Ms. Tschinkel, who served as senior vice president and director of research at the Federal Reserve Bank of Atlanta, has advised Lithuanian, Bulgarian and Uzbekistani governments on implementing economic reform policies since she left the Fed in 1995.
Dealing with debt management, fiscal policy reform and the decentralization of banking systems, Ms. Tschinkel has assisted representatives of the International Monetary Fund, the U.S. Agency for International Development and the World Bank.
While she describes her work as helping to implement economic reforms into the day-to-day framework of a country, she is careful to note that she only takes an advising role when working with local government officials. She facilitates discussions between government officials and representatives from international aid agencies and coaches officials into making their own decisions on economic policy, she said.
"It's their government. [Officials] have to make the decision(s) on their own, and they have to take responsibility for their decisions," she said, adding that most government officials who she had worked with had been extremely motivated to implement economic policy changes but needed guidance in making their decisions.

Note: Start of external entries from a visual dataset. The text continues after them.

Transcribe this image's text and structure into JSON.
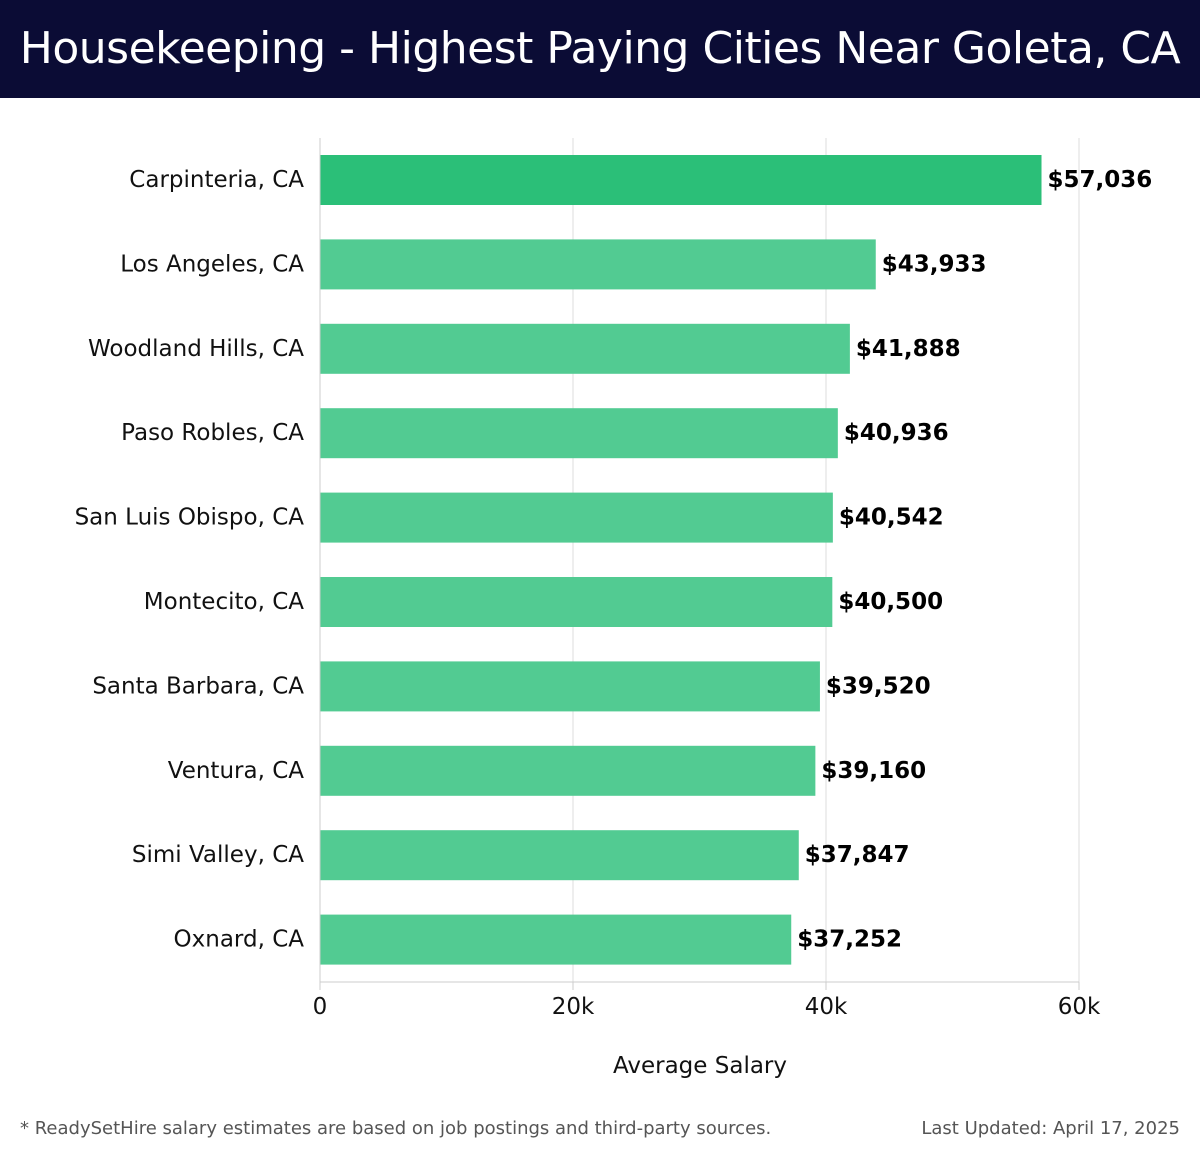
{
  "header": {
    "title": "Housekeeping - Highest Paying Cities Near Goleta, CA"
  },
  "chart_data": {
    "type": "bar",
    "orientation": "horizontal",
    "categories": [
      "Carpinteria, CA",
      "Los Angeles, CA",
      "Woodland Hills, CA",
      "Paso Robles, CA",
      "San Luis Obispo, CA",
      "Montecito, CA",
      "Santa Barbara, CA",
      "Ventura, CA",
      "Simi Valley, CA",
      "Oxnard, CA"
    ],
    "values": [
      57036,
      43933,
      41888,
      40936,
      40542,
      40500,
      39520,
      39160,
      37847,
      37252
    ],
    "value_labels": [
      "$57,036",
      "$43,933",
      "$41,888",
      "$40,936",
      "$40,542",
      "$40,500",
      "$39,520",
      "$39,160",
      "$37,847",
      "$37,252"
    ],
    "xlabel": "Average Salary",
    "xlim": [
      0,
      60000
    ],
    "xticks": [
      0,
      20000,
      40000,
      60000
    ],
    "xtick_labels": [
      "0",
      "20k",
      "40k",
      "60k"
    ],
    "grid": "vertical",
    "colors": {
      "top_bar": "#2bbf78",
      "bar": "#52cb92",
      "grid": "#dddddd",
      "axis": "#cccccc"
    }
  },
  "footer": {
    "note": "* ReadySetHire salary estimates are based on job postings and third-party sources.",
    "updated": "Last Updated: April 17, 2025"
  }
}
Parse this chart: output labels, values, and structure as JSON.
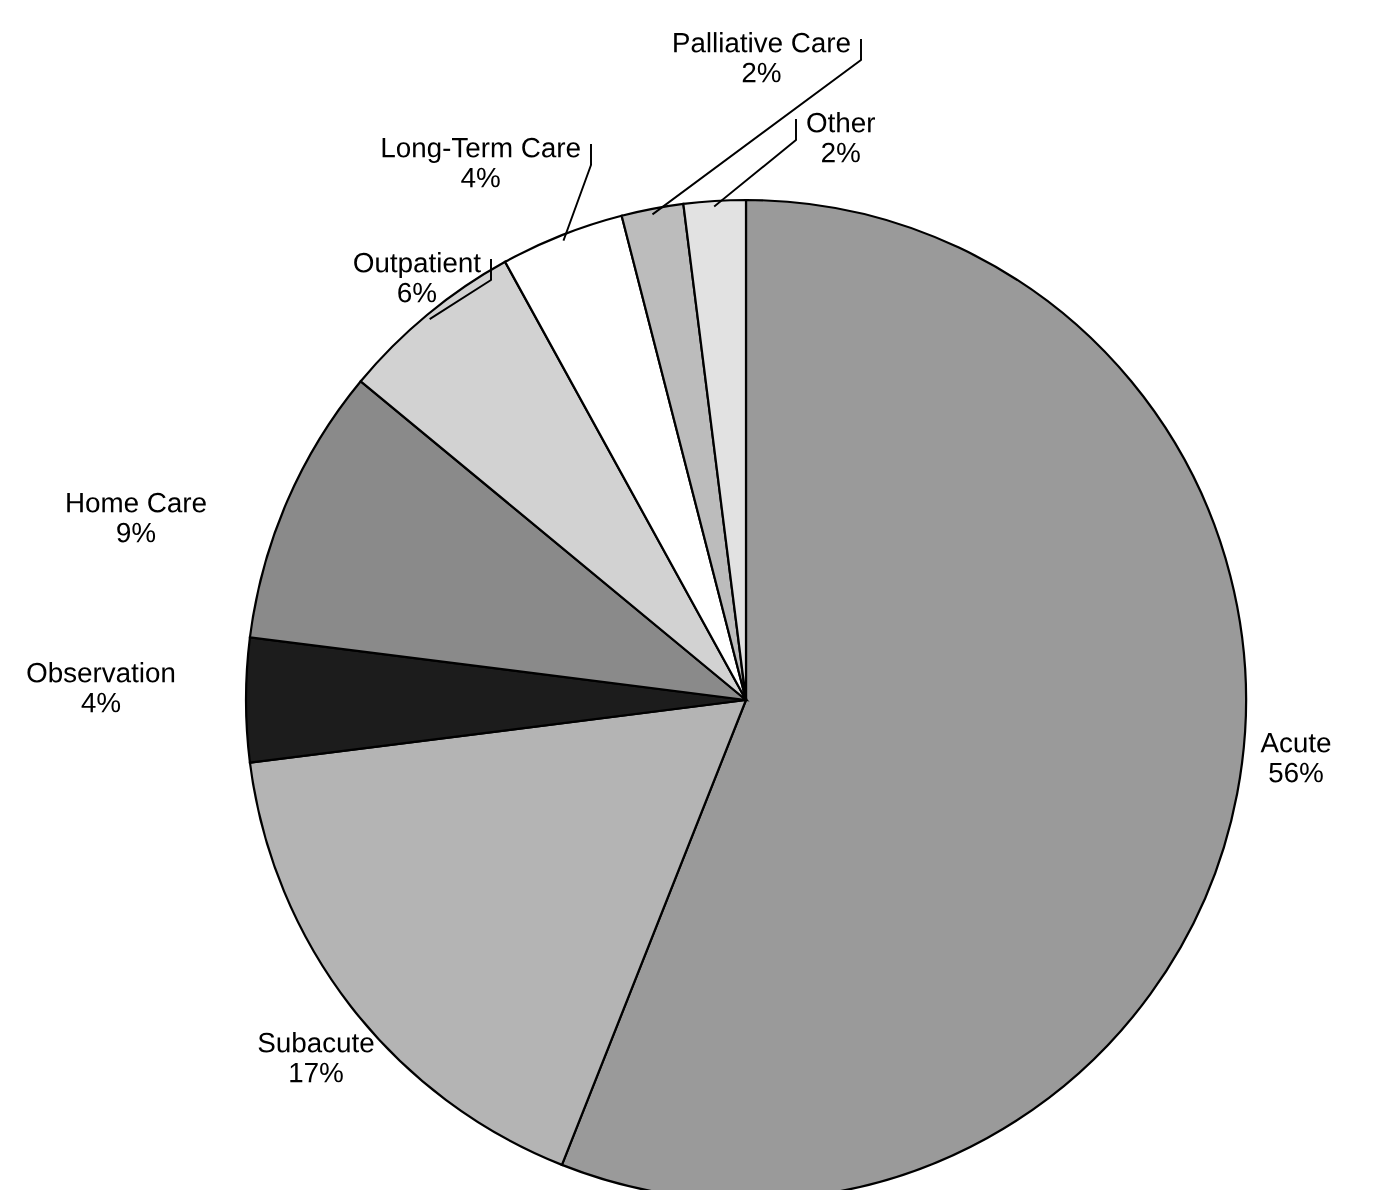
{
  "chart_data": {
    "type": "pie",
    "categories": [
      "Acute",
      "Subacute",
      "Observation",
      "Home Care",
      "Outpatient",
      "Long-Term Care",
      "Palliative Care",
      "Other"
    ],
    "values": [
      56,
      17,
      4,
      9,
      6,
      4,
      2,
      2
    ],
    "colors": [
      "#9a9a9a",
      "#b4b4b4",
      "#1c1c1c",
      "#8a8a8a",
      "#d2d2d2",
      "#ffffff",
      "#bcbcbc",
      "#e2e2e2"
    ],
    "value_labels": [
      "56%",
      "17%",
      "4%",
      "9%",
      "6%",
      "4%",
      "2%",
      "2%"
    ],
    "legend": false
  }
}
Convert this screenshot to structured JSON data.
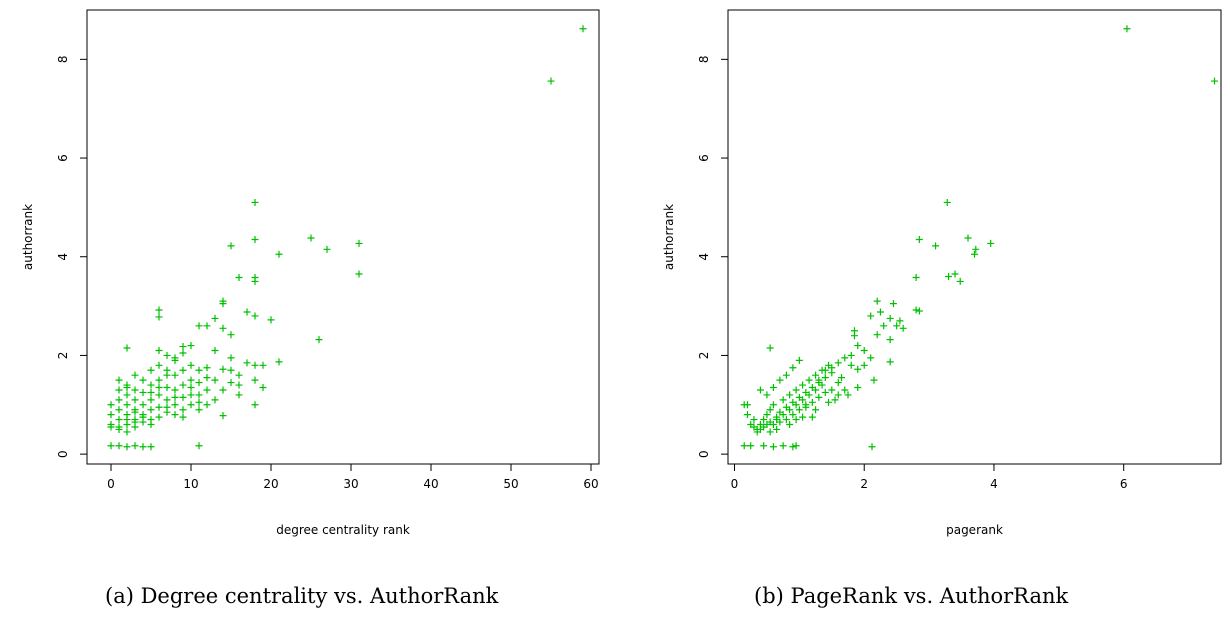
{
  "colors": {
    "points": "#00c000",
    "axis": "#000000",
    "background": "#ffffff"
  },
  "captions": [
    "(a) Degree centrality vs. AuthorRank",
    "(b) PageRank vs. AuthorRank"
  ],
  "chart_data": [
    {
      "type": "scatter",
      "marker": "+",
      "title": "",
      "xlabel": "degree centrality rank",
      "ylabel": "authorrank",
      "xlim": [
        -3,
        61
      ],
      "ylim": [
        -0.2,
        9
      ],
      "xticks": [
        0,
        10,
        20,
        30,
        40,
        50,
        60
      ],
      "yticks": [
        0,
        2,
        4,
        6,
        8
      ],
      "points": [
        [
          59,
          8.62
        ],
        [
          55,
          7.56
        ],
        [
          18,
          5.1
        ],
        [
          25,
          4.38
        ],
        [
          31,
          4.27
        ],
        [
          18,
          4.35
        ],
        [
          15,
          4.22
        ],
        [
          27,
          4.15
        ],
        [
          21,
          4.05
        ],
        [
          31,
          3.65
        ],
        [
          16,
          3.58
        ],
        [
          18,
          3.58
        ],
        [
          18,
          3.5
        ],
        [
          14,
          3.1
        ],
        [
          14,
          3.05
        ],
        [
          6,
          2.92
        ],
        [
          6,
          2.78
        ],
        [
          17,
          2.88
        ],
        [
          18,
          2.8
        ],
        [
          13,
          2.75
        ],
        [
          12,
          2.6
        ],
        [
          20,
          2.72
        ],
        [
          11,
          2.6
        ],
        [
          14,
          2.55
        ],
        [
          15,
          2.42
        ],
        [
          26,
          2.32
        ],
        [
          10,
          2.2
        ],
        [
          9,
          2.18
        ],
        [
          2,
          2.15
        ],
        [
          6,
          2.1
        ],
        [
          13,
          2.1
        ],
        [
          7,
          2.0
        ],
        [
          8,
          1.95
        ],
        [
          15,
          1.95
        ],
        [
          21,
          1.87
        ],
        [
          17,
          1.85
        ],
        [
          18,
          1.8
        ],
        [
          19,
          1.8
        ],
        [
          12,
          1.75
        ],
        [
          14,
          1.72
        ],
        [
          11,
          1.7
        ],
        [
          16,
          1.6
        ],
        [
          18,
          1.5
        ],
        [
          15,
          1.45
        ],
        [
          19,
          1.35
        ],
        [
          12,
          1.3
        ],
        [
          14,
          1.3
        ],
        [
          16,
          1.2
        ],
        [
          13,
          1.1
        ],
        [
          18,
          1.0
        ],
        [
          11,
          0.9
        ],
        [
          14,
          0.78
        ],
        [
          11,
          0.17
        ],
        [
          5,
          0.15
        ],
        [
          0,
          0.17
        ],
        [
          1,
          0.17
        ],
        [
          2,
          0.15
        ],
        [
          3,
          0.17
        ],
        [
          4,
          0.15
        ],
        [
          0,
          1.0
        ],
        [
          0,
          0.8
        ],
        [
          0,
          0.6
        ],
        [
          1,
          1.5
        ],
        [
          1,
          1.3
        ],
        [
          1,
          1.1
        ],
        [
          1,
          0.9
        ],
        [
          1,
          0.7
        ],
        [
          1,
          0.5
        ],
        [
          2,
          1.4
        ],
        [
          2,
          1.2
        ],
        [
          2,
          1.0
        ],
        [
          2,
          0.8
        ],
        [
          2,
          0.6
        ],
        [
          2,
          0.45
        ],
        [
          3,
          1.6
        ],
        [
          3,
          1.3
        ],
        [
          3,
          1.1
        ],
        [
          3,
          0.9
        ],
        [
          3,
          0.7
        ],
        [
          3,
          0.55
        ],
        [
          4,
          1.5
        ],
        [
          4,
          1.25
        ],
        [
          4,
          1.0
        ],
        [
          4,
          0.8
        ],
        [
          4,
          0.65
        ],
        [
          5,
          1.7
        ],
        [
          5,
          1.4
        ],
        [
          5,
          1.1
        ],
        [
          5,
          0.9
        ],
        [
          5,
          0.7
        ],
        [
          6,
          1.8
        ],
        [
          6,
          1.5
        ],
        [
          6,
          1.2
        ],
        [
          6,
          0.95
        ],
        [
          6,
          0.75
        ],
        [
          7,
          1.7
        ],
        [
          7,
          1.35
        ],
        [
          7,
          1.1
        ],
        [
          7,
          0.85
        ],
        [
          8,
          1.9
        ],
        [
          8,
          1.6
        ],
        [
          8,
          1.3
        ],
        [
          8,
          1.0
        ],
        [
          8,
          0.8
        ],
        [
          9,
          1.7
        ],
        [
          9,
          1.4
        ],
        [
          9,
          1.15
        ],
        [
          9,
          0.9
        ],
        [
          10,
          1.8
        ],
        [
          10,
          1.5
        ],
        [
          10,
          1.2
        ],
        [
          10,
          1.0
        ],
        [
          11,
          1.45
        ],
        [
          11,
          1.2
        ],
        [
          12,
          1.55
        ],
        [
          12,
          1.0
        ],
        [
          13,
          1.5
        ],
        [
          15,
          1.7
        ],
        [
          16,
          1.4
        ],
        [
          9,
          2.05
        ],
        [
          7,
          1.6
        ],
        [
          5,
          1.25
        ],
        [
          3,
          0.85
        ],
        [
          4,
          0.75
        ],
        [
          1,
          0.55
        ],
        [
          2,
          0.7
        ],
        [
          0,
          0.55
        ],
        [
          6,
          1.35
        ],
        [
          8,
          1.15
        ],
        [
          10,
          1.35
        ],
        [
          9,
          0.75
        ],
        [
          11,
          1.05
        ],
        [
          7,
          0.95
        ],
        [
          5,
          0.6
        ],
        [
          3,
          0.65
        ],
        [
          2,
          1.35
        ]
      ]
    },
    {
      "type": "scatter",
      "marker": "+",
      "title": "",
      "xlabel": "pagerank",
      "ylabel": "authorrank",
      "xlim": [
        -0.1,
        7.5
      ],
      "ylim": [
        -0.2,
        9
      ],
      "xticks": [
        0,
        2,
        4,
        6
      ],
      "yticks": [
        0,
        2,
        4,
        6,
        8
      ],
      "points": [
        [
          6.05,
          8.62
        ],
        [
          7.4,
          7.56
        ],
        [
          3.28,
          5.1
        ],
        [
          3.6,
          4.38
        ],
        [
          3.95,
          4.27
        ],
        [
          2.85,
          4.35
        ],
        [
          3.1,
          4.22
        ],
        [
          3.72,
          4.15
        ],
        [
          3.7,
          4.05
        ],
        [
          3.4,
          3.65
        ],
        [
          2.8,
          3.58
        ],
        [
          3.3,
          3.6
        ],
        [
          3.48,
          3.5
        ],
        [
          2.2,
          3.1
        ],
        [
          2.45,
          3.05
        ],
        [
          2.8,
          2.92
        ],
        [
          2.85,
          2.9
        ],
        [
          2.25,
          2.88
        ],
        [
          2.1,
          2.8
        ],
        [
          2.4,
          2.75
        ],
        [
          2.3,
          2.6
        ],
        [
          2.55,
          2.7
        ],
        [
          2.5,
          2.6
        ],
        [
          2.6,
          2.55
        ],
        [
          2.2,
          2.42
        ],
        [
          2.4,
          2.32
        ],
        [
          1.9,
          2.2
        ],
        [
          1.85,
          2.4
        ],
        [
          1.85,
          2.5
        ],
        [
          0.55,
          2.15
        ],
        [
          2.0,
          2.1
        ],
        [
          1.8,
          2.0
        ],
        [
          2.1,
          1.95
        ],
        [
          1.7,
          1.95
        ],
        [
          2.4,
          1.87
        ],
        [
          1.6,
          1.85
        ],
        [
          1.8,
          1.8
        ],
        [
          2.0,
          1.8
        ],
        [
          1.5,
          1.75
        ],
        [
          1.9,
          1.72
        ],
        [
          1.4,
          1.7
        ],
        [
          1.3,
          1.5
        ],
        [
          2.15,
          1.5
        ],
        [
          1.6,
          1.45
        ],
        [
          1.9,
          1.35
        ],
        [
          1.7,
          1.3
        ],
        [
          1.75,
          1.2
        ],
        [
          1.55,
          1.1
        ],
        [
          1.1,
          1.0
        ],
        [
          2.12,
          0.15
        ],
        [
          0.15,
          0.17
        ],
        [
          0.25,
          0.17
        ],
        [
          0.45,
          0.17
        ],
        [
          0.6,
          0.15
        ],
        [
          0.75,
          0.17
        ],
        [
          0.9,
          0.15
        ],
        [
          0.95,
          0.17
        ],
        [
          0.15,
          1.0
        ],
        [
          0.2,
          0.8
        ],
        [
          0.25,
          0.6
        ],
        [
          0.3,
          0.55
        ],
        [
          0.35,
          0.5
        ],
        [
          0.4,
          0.6
        ],
        [
          0.45,
          0.7
        ],
        [
          0.5,
          0.8
        ],
        [
          0.55,
          0.9
        ],
        [
          0.6,
          1.0
        ],
        [
          0.65,
          0.7
        ],
        [
          0.7,
          0.85
        ],
        [
          0.75,
          1.1
        ],
        [
          0.8,
          0.95
        ],
        [
          0.85,
          1.2
        ],
        [
          0.9,
          1.05
        ],
        [
          0.95,
          1.3
        ],
        [
          1.0,
          1.15
        ],
        [
          1.05,
          1.4
        ],
        [
          1.1,
          1.25
        ],
        [
          1.15,
          1.5
        ],
        [
          1.2,
          1.35
        ],
        [
          1.25,
          1.6
        ],
        [
          1.3,
          1.45
        ],
        [
          1.35,
          1.7
        ],
        [
          1.4,
          1.55
        ],
        [
          1.45,
          1.8
        ],
        [
          1.5,
          1.65
        ],
        [
          0.3,
          0.7
        ],
        [
          0.35,
          0.45
        ],
        [
          0.4,
          0.5
        ],
        [
          0.45,
          0.55
        ],
        [
          0.5,
          0.6
        ],
        [
          0.55,
          0.65
        ],
        [
          0.6,
          0.6
        ],
        [
          0.65,
          0.75
        ],
        [
          0.7,
          0.65
        ],
        [
          0.75,
          0.8
        ],
        [
          0.8,
          0.7
        ],
        [
          0.85,
          0.9
        ],
        [
          0.9,
          0.8
        ],
        [
          0.95,
          1.0
        ],
        [
          1.0,
          0.9
        ],
        [
          1.05,
          1.1
        ],
        [
          1.1,
          0.95
        ],
        [
          1.15,
          1.2
        ],
        [
          1.2,
          1.05
        ],
        [
          1.25,
          1.3
        ],
        [
          1.3,
          1.15
        ],
        [
          1.35,
          1.4
        ],
        [
          1.4,
          1.25
        ],
        [
          0.5,
          1.2
        ],
        [
          0.6,
          1.35
        ],
        [
          0.7,
          1.5
        ],
        [
          0.8,
          1.6
        ],
        [
          0.9,
          1.75
        ],
        [
          1.0,
          1.9
        ],
        [
          0.2,
          1.0
        ],
        [
          0.4,
          1.3
        ],
        [
          0.55,
          0.45
        ],
        [
          0.65,
          0.5
        ],
        [
          0.85,
          0.6
        ],
        [
          1.05,
          0.75
        ],
        [
          1.25,
          0.9
        ],
        [
          1.45,
          1.05
        ],
        [
          1.6,
          1.2
        ],
        [
          1.2,
          0.75
        ],
        [
          1.5,
          1.3
        ],
        [
          1.65,
          1.55
        ],
        [
          0.95,
          0.7
        ]
      ]
    }
  ]
}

"Ideally, you should get done and people should be able to do this themselves, without you," she said.
Ms. Tschinkel, who has never lived in the Ukraine, will wait to learn about the people and the Ukrainian government before deciding how to advise Ms. Tymoshenko, she said.
Ms. Tymoshenko, the founder and former president of United Energy Systems of Ukraine, a private energy company that imported natural gas supplies from Russia, began her own opposition party in the Ukrainian government in 1999.
During Ukraine's 2004 presidential elections, Ms. Tymoshenko joined with opposition candidate, Viktor Yushechenko, and was appointed prime minister in January after Mr. Yushchenko was elected president in the re-run of an internationally contested election in November.
Ms. Tymoshenko was also named the third most powerful woman in the world by Forbes magazine, following Secretary of State Condoleeza Rice and China's vice premier and minister of health, Wu Yi.
Ms. Tymoshenko chose Ms. Tschinkel as her economic adviser upon the recommendation of U.S. ambassasdor to the Ukraine, John Herbst, whom Ms. Tschinkel met in 2003 while working in Uzbekistan. Mr. Herbst was serving as U.S. ambassador to Uzbekistan at that time, Ms. Tschinkel said.